Jaime no era afecto a usar los medios digitales que fueron surgiendo a fines del siglo pasado, de manera que no pudimos mantener un contacto fluido durante los años que estuve rodando por otros países, aunque nos veíamos ocasionalmente cuando yo regresaba a Bolivia por unos días. No tengo correspondencia suya, lo cual lamento. No nos vimos durante muchos años por las distancias geográficas insalvables y en tiempos recientes porque Jaime se recluyó cada vez más. Las últimas veces, antes de la pandemia, fue probablemente en su puesto de venta de libros en el pasaje Marina Núñez del Prado, donde iba cada vez menos. A raíz de uno de nuestros reencuentros, en octubre de 2013, el colega Alexis Argüello Sandoval publicó este tuit: “Acabo de ser testigo de un reencuentro, que tal parece sucedió después de mucho tiempo, el de Alfonso Gumucio y Jaime Nisttahuz”.
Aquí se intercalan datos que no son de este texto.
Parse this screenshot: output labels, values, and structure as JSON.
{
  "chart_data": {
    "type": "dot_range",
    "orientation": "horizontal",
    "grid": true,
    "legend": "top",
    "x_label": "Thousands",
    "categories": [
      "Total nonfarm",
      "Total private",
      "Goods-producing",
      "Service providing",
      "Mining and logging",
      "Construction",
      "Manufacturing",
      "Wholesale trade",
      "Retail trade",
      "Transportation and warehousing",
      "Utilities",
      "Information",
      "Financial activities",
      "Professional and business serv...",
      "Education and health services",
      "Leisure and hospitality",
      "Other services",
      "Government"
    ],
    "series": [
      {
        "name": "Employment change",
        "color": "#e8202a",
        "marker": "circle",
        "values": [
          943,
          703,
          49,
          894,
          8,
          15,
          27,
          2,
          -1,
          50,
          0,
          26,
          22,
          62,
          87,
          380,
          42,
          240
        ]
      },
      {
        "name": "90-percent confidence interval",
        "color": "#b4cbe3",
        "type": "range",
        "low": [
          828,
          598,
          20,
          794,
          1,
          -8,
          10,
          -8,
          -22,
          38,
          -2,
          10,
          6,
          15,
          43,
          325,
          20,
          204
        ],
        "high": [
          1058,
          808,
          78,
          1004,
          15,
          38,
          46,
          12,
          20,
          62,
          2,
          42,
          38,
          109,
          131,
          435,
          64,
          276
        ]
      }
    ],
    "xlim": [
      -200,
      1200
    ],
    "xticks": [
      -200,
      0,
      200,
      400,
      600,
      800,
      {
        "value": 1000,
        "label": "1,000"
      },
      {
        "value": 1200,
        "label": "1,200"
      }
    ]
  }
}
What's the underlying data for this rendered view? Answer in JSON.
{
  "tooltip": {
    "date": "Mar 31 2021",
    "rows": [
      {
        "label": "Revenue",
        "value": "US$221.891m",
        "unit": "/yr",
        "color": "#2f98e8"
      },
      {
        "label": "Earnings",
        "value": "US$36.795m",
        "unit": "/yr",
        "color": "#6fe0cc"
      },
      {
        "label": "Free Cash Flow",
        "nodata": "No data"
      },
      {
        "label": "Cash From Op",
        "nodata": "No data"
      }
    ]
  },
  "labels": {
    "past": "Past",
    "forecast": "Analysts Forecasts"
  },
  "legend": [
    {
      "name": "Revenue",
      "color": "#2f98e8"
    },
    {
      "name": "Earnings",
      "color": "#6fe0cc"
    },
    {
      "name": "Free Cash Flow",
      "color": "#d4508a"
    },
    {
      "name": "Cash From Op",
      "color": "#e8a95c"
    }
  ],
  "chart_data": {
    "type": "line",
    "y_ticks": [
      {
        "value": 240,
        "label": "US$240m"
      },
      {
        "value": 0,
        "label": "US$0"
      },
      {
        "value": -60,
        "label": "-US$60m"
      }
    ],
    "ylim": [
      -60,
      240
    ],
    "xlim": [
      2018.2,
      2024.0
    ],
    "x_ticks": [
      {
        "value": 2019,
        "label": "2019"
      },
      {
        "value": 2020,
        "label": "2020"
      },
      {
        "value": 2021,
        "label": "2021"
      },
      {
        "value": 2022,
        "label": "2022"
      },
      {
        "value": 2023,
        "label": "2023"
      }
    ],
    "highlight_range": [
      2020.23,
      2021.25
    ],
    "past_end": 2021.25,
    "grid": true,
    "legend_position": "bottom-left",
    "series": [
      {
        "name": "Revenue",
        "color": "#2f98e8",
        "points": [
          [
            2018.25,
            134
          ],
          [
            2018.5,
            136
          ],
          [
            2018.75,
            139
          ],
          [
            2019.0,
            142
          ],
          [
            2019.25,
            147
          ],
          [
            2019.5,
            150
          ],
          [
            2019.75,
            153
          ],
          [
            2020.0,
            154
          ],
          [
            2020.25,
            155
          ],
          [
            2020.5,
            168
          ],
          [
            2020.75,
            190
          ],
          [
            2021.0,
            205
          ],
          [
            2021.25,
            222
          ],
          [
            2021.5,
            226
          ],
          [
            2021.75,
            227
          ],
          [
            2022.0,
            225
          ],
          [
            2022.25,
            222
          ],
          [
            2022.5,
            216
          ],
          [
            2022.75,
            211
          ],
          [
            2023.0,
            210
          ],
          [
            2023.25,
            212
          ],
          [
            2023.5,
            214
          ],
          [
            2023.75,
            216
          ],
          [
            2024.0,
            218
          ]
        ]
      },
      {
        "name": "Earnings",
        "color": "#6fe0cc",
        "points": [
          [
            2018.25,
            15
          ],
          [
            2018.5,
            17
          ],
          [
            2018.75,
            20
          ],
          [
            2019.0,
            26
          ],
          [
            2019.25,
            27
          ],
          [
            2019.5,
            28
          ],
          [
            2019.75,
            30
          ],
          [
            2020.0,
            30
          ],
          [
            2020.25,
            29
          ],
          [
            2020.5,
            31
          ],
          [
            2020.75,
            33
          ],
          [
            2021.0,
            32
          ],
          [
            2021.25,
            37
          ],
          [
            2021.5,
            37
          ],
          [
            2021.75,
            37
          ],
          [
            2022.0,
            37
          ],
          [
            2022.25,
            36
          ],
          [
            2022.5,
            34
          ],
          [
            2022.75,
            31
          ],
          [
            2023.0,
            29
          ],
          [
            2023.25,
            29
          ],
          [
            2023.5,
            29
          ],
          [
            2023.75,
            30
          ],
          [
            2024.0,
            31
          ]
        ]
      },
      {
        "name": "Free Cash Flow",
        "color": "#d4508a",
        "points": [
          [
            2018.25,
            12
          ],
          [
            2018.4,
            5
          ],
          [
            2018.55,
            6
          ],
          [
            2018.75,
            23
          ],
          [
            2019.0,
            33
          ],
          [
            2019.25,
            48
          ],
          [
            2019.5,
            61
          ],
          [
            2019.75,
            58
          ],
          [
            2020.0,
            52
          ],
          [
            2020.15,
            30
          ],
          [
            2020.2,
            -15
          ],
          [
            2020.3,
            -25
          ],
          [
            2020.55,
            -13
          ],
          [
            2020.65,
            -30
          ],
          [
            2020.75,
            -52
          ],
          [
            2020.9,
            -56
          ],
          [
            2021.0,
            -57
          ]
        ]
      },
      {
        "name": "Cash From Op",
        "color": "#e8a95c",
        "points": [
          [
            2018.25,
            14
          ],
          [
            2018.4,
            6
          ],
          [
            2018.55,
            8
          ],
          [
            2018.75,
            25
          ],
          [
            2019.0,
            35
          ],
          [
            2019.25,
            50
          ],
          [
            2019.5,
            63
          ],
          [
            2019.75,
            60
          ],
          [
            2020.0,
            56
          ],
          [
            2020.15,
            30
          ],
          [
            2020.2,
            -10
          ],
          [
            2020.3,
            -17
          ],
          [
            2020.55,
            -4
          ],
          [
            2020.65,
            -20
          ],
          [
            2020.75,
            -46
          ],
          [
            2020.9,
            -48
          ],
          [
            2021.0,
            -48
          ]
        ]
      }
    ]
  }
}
Jaime sabía que su camino final no tenía retorno. Dejó a su familia instrucciones precisas, no quería que lo cremen, sino que lo entierren en el Cementerio General donde ahora yace desde el martes 16 de julio (“si me entierran abajo, en un cementerio jardín, quién me va a visitar”, dijo), e incluso dispuso cuál sería su epitafio: “Creía encontrar lo que buscaba Quiso caminar sobre sus convicciones No cumplió más que el intento de caminar sobre sus negaciones en cada piedra que pisaba Su confianza fue quedando en la duda”. Y en otro epitafio que lo acompañó hasta su morada final se lee: “Mis lágrimas cantan contra lo nefasto como si acariciara la calavera de quienes no atendieron mi desamparo”.
Los amigos conocíamos su acidez para expresarse sobre otros, incluso con sus interlocutores inmediatos, a los que provocaba con alguna frase acerada que podía dejar desconcertado a quien no lo conocía bien. Era así, sobre todo con unos tragos encima. A Ricardo Bajo, que publicó sobre Jaime uno de sus espléndidos reportajes (3 de abril de 2022) le dijo que siempre tuvo la fantasía de perderse “en algún rincón de Bolivia y expandir luego el chisme de mi muerte”. Quizás lo hizo y todos estamos esperando que reaparezca con su sonrisa burlona.
Uno de los poemas de Jaime que suelo recordar lleva como título “Fe de erratas” (el último de su libro Escrito en los muros) y tiene versos como estos: “Donde dice abogado renglón 20 de la pág. 1040 debe decir ha robado; fácil mujer pág. 1050 debe leerse grácil mujer; militarismo pág. 1055 debe cambiarse por ocultismo…” y así hasta el final. De ahí el título de esta nota de homenaje.
Alfonso Gumucio es escritor y cineasta.